Anti-quota Movement, Violence, and Diplomatic Norms
Dr. A J M Shafiul Alam Bhuiyan, Professor and Founder Chair of the Department of Television, Film, and Photography, University of Dhaka : The student movement demanding the reformation of the quota system in state jobs has turned into a quagmire for the government. This movement has been shrouded in misunderstanding, miscommunication, and mishandling. Delay in the settlement of the issue is allowing the opponents of the government at home and abroad to infiltrate the movement to fuel it to be a game-changing act in the wake of the upcoming parliamentary election. Can the government undo this booby trap? This movement originated several years ago but has culminated into a mass student movement recently. This sprang up based on a misconception that poor quality candidates get government jobs, especially civil service jobs, bypassing meritorious candidates because of a quota system. Like in many other countries, Bangladesh reserves quotas in state jobs for many groups of people such as the freedom fighters, women, minorities, and physically challenged for creating equality in society. But the number of reserved jobs is higher than the number of jobs open for competition. Every job seeker has to pass the competitive examinations to get a job; however, the candidates belonging to the groups who have jobs reserved for them can get jobs despite their inferior positions in the merit list, creating a sense of deprivation among the superior candidates. During the last four decades, many reserved state jobs remained vacant because of the lack of suitable candidates . The Sheikh Hasina government addressed this by amending the job quota system. After the amendment, the reserved jobs are open to other candidates when there are no suitable candidat es from the groups which enjoy job quotas. The anti-quota movement leaders either are not aware of this amendment or advertently suppressed this information to bolster their movement for revisions to the job quota system.
Police attack on the student rally at Shahbag and Dhaka University campus helped to rile up students for participating in the movement. During the clash between the police and the students, a vested quarter spread rumors on Facebook that a Dhaka University student was killed by police firing to agitate the students. A mob of the movement activists attacked and vandalized the residence of the Vice Chancellor of Dhaka University. Facebook has been used as a means to organize students. Rumors, fabricated stories, and distorted as well as concocted images played key roles in agitating students and garner public sympathy for the movement and its leaders.
The Prime Minister and the general secretary of the ruling party have duly realized the magnitude and consequence of the movement but a large portion of the ruling party and its student wing misconceived the movement as they either read it as an anti-government movement or as a movement organized by the anti-government forces. Reckless and derogatory comments made by a key minister about the participants of the movement further fueled up the agitation. This is not to deny that the anti-government elements and the elements which opposed the creation of Bangladesh have poked their noses in the movement. It is quite usual for them to try to use any opportunity to topple the government. It becomes easy when many in the ruling party and its different wings fail to grasp a popular movement and prefer to thwart it by rhetoric and repressive means. The movement is turning out to be a grotesque coalition of elements belonging to the extreme right and the extreme left.

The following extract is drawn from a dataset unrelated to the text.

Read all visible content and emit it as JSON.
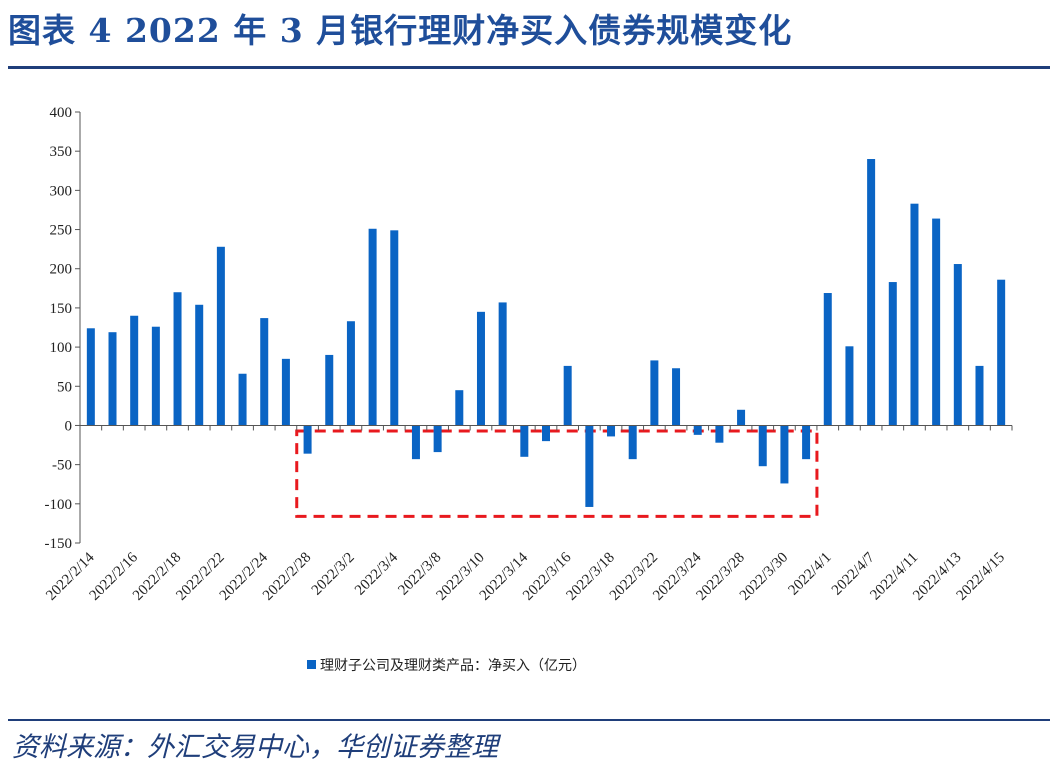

The General Secretary of the ruling Awami League showed prudence in dealing with the agitating students. He sat with them and discussed how their demands could be fulfilled.
The Prime Minister in a speech at the parliament stated that there would be no job quota and asked the Cabinet Secretary to find out means to facilitate state jobs for ethnic minorities and the physically challenged. After the declaration of the Prime Minister, the movement split into two fractions. One fraction withdrew from the movement by hailing the Prime Minister while another fraction decided to carry on until the Prime Minister’s declaration got formalized by a gazette notification.
Delay in formalizing the Prime Minister’s declaration and poor communication and lackluster comments about the government move on the quota system by the top bureaucrats of the country such the Cabinet Secretary and Public Administration Secretary created confusion among people.
Manhandling of the leaders and activists of the quota movement on different university campuses by the police and some members of the student wing of the ruling party have swayed public opinion against the government. In an extraordinary development, foreign missions including the U.S. and some European missions have also weighed in to protect the rights of the organizers of the anti-quota movement. Although anyone can ask whether the Vienna Convention which provides immunity to a diplomat in the host country allows them to meddle in the internal affairs of the country, it is common for foreign diplomats in Bangladesh to comment on internal issues.
The recent developments in the anti-quota movement indicate that it could drag the government’s reputation through the mud if it fails to resolve the issue in a reasonable manner. The demand for reforming the job quota system is a popular demand and organizing protest rallies is a constitutional right. The government needs to watch out for the elements which are out there in its political wings, bureaucracy, and the law enforcement agencies to create opportunities for the anti-quota movement to take an ominous turn.